Johannesburg Metro Police Department (JMPD) director Gerrie Gerneke earlier told Moneyweb that problems with Aarto, including the reconciliation of funds to be transferred between issuing authorities and RTIA, have been resolved. He believes the system is ready for the countrywide roll-out.
City of Cape Town member of the mayoral committee JP Smith said the city will attend a meeting with the Western Cape provincial government within the next week or two to decide whether it will support the roll-out. The decision will be informed by a checklist of measures that have to be in place for a successful roll-out. He says inclusion of the demerit points system and reduced reliance on the Post Office for the service of documents are in his view deal breakers.
President of the South African Vehicle Rental and Leasing Association (Savrala) Marc Corcoran says Savrala welcomes all measures aimed at improving road safety.
It however remains concerned about the current administrative burden on members to redirect infringement notices to foreign drivers. “We believe some of the shortcomings in Aarto have been addressed and would like an updated report on those changes,” he said.

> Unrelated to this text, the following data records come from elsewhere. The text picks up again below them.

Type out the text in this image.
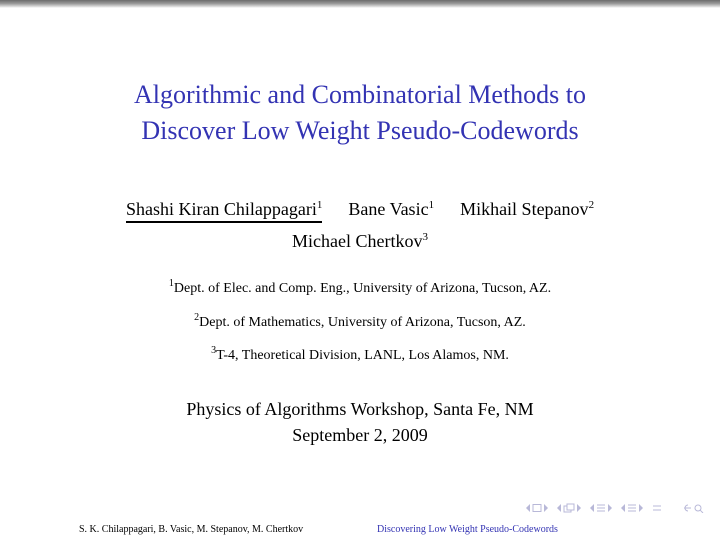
Algorithmic and Combinatorial Methods to
Discover Low Weight Pseudo-Codewords
Shashi Kiran Chilappagari$^1$ Bane Vasic$^1$ Mikhail Stepanov$^2$
Michael Chertkov$^3$
$^1$Dept. of Elec. and Comp. Eng., University of Arizona, Tucson, AZ.
$^2$Dept. of Mathematics, University of Arizona, Tucson, AZ.
$^3$T-4, Theoretical Division, LANL, Los Alamos, NM.
Physics of Algorithms Workshop, Santa Fe, NM
September 2, 2009
S. K. Chilappagari, B. Vasic, M. Stepanov, M. Chertkov	Discovering Low Weight Pseudo-Codewords
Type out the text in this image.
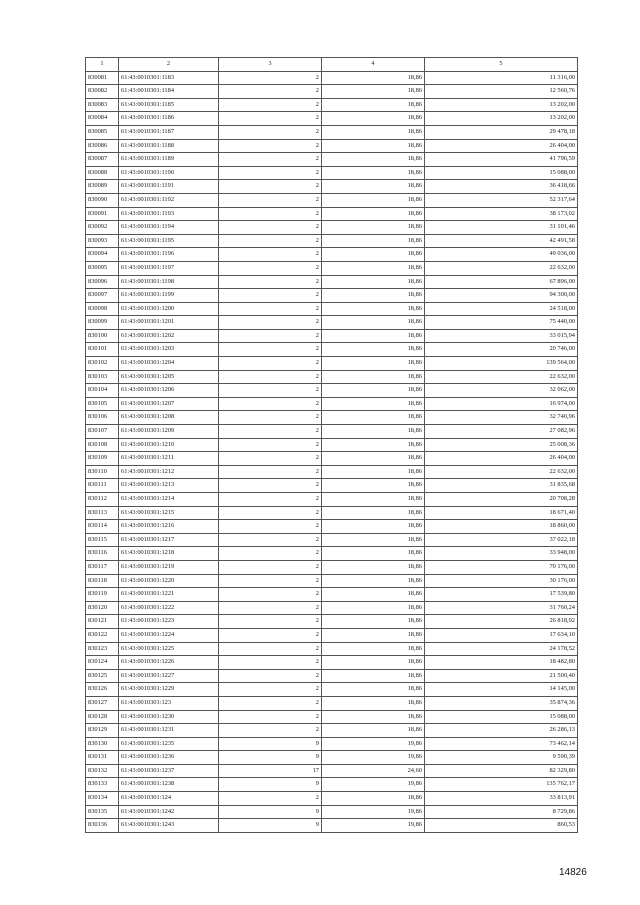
1	2	3	4	5
830081	61:43:0010301:1183	2	18,86	11 316,00
830082	61:43:0010301:1184	2	18,86	12 560,76
830083	61:43:0010301:1185	2	18,86	13 202,00
830084	61:43:0010301:1186	2	18,86	13 202,00
830085	61:43:0010301:1187	2	18,86	29 478,18
830086	61:43:0010301:1188	2	18,86	26 404,00
830087	61:43:0010301:1189	2	18,86	41 796,59
830088	61:43:0010301:1190	2	18,86	15 088,00
830089	61:43:0010301:1191	2	18,86	36 418,66
830090	61:43:0010301:1192	2	18,86	52 317,64
830091	61:43:0010301:1193	2	18,86	38 173,02
830092	61:43:0010301:1194	2	18,86	31 101,46
830093	61:43:0010301:1195	2	18,86	42 491,58
830094	61:43:0010301:1196	2	18,86	49 036,00
830095	61:43:0010301:1197	2	18,86	22 632,00
830096	61:43:0010301:1198	2	18,86	67 896,00
830097	61:43:0010301:1199	2	18,86	94 300,00
830098	61:43:0010301:1200	2	18,86	24 518,00
830099	61:43:0010301:1201	2	18,86	75 440,00
830100	61:43:0010301:1202	2	18,86	33 015,94
830101	61:43:0010301:1203	2	18,86	20 746,00
830102	61:43:0010301:1204	2	18,86	139 564,00
830103	61:43:0010301:1205	2	18,86	22 632,00
830104	61:43:0010301:1206	2	18,86	32 062,00
830105	61:43:0010301:1207	2	18,86	16 974,00
830106	61:43:0010301:1208	2	18,86	32 740,96
830107	61:43:0010301:1209	2	18,86	27 082,96
830108	61:43:0010301:1210	2	18,86	25 008,36
830109	61:43:0010301:1211	2	18,86	26 404,00
830110	61:43:0010301:1212	2	18,86	22 632,00
830111	61:43:0010301:1213	2	18,86	31 835,68
830112	61:43:0010301:1214	2	18,86	20 708,28
830113	61:43:0010301:1215	2	18,86	18 671,40
830114	61:43:0010301:1216	2	18,86	18 860,00
830115	61:43:0010301:1217	2	18,86	37 022,18
830116	61:43:0010301:1218	2	18,86	33 948,00
830117	61:43:0010301:1219	2	18,86	70 176,00
830118	61:43:0010301:1220	2	18,86	30 176,00
830119	61:43:0010301:1221	2	18,86	17 539,80
830120	61:43:0010301:1222	2	18,86	31 760,24
830121	61:43:0010301:1223	2	18,86	26 818,92
830122	61:43:0010301:1224	2	18,86	17 634,10
830123	61:43:0010301:1225	2	18,86	24 178,52
830124	61:43:0010301:1226	2	18,86	18 482,80
830125	61:43:0010301:1227	2	18,86	21 500,40
830126	61:43:0010301:1229	2	18,86	14 145,00
830127	61:43:0010301:123	2	18,86	35 874,36
830128	61:43:0010301:1230	2	18,86	15 088,00
830129	61:43:0010301:1231	2	18,86	26 286,13
830130	61:43:0010301:1235	9	19,86	73 462,14
830131	61:43:0010301:1236	9	19,86	9 590,39
830132	61:43:0010301:1237	17	24,60	82 329,80
830133	61:43:0010301:1238	9	19,86	135 762,17
830134	61:43:0010301:124	2	18,86	33 813,91
830135	61:43:0010301:1242	9	19,86	8 729,86
830136	61:43:0010301:1243	9	19,86	860,53
14826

Venter and Van Niekerk are less optimistic. Venter says the devil is in the detail with Aarto. She says RTIA does not stick to timelines with regard to especially the redirection of infringement notices. Redirection happens when the owner of a vehicle informs RTIA that someone else was driving the vehicle at the time of the infringement and should therefore be held liable. The agency then has to cancel the initial notice and reissue it to the driver. Venter believes undue delays by the agency should be penalised.
Van Niekerk, who has won a previous court application against the JMPD regarding its failure to service Aarto notices by registered mail, has challenged RTIA now with regards to its alleged failure to process notices and redirections timeously and properly. The case will be heard in the high court in Pretoria on 8 June.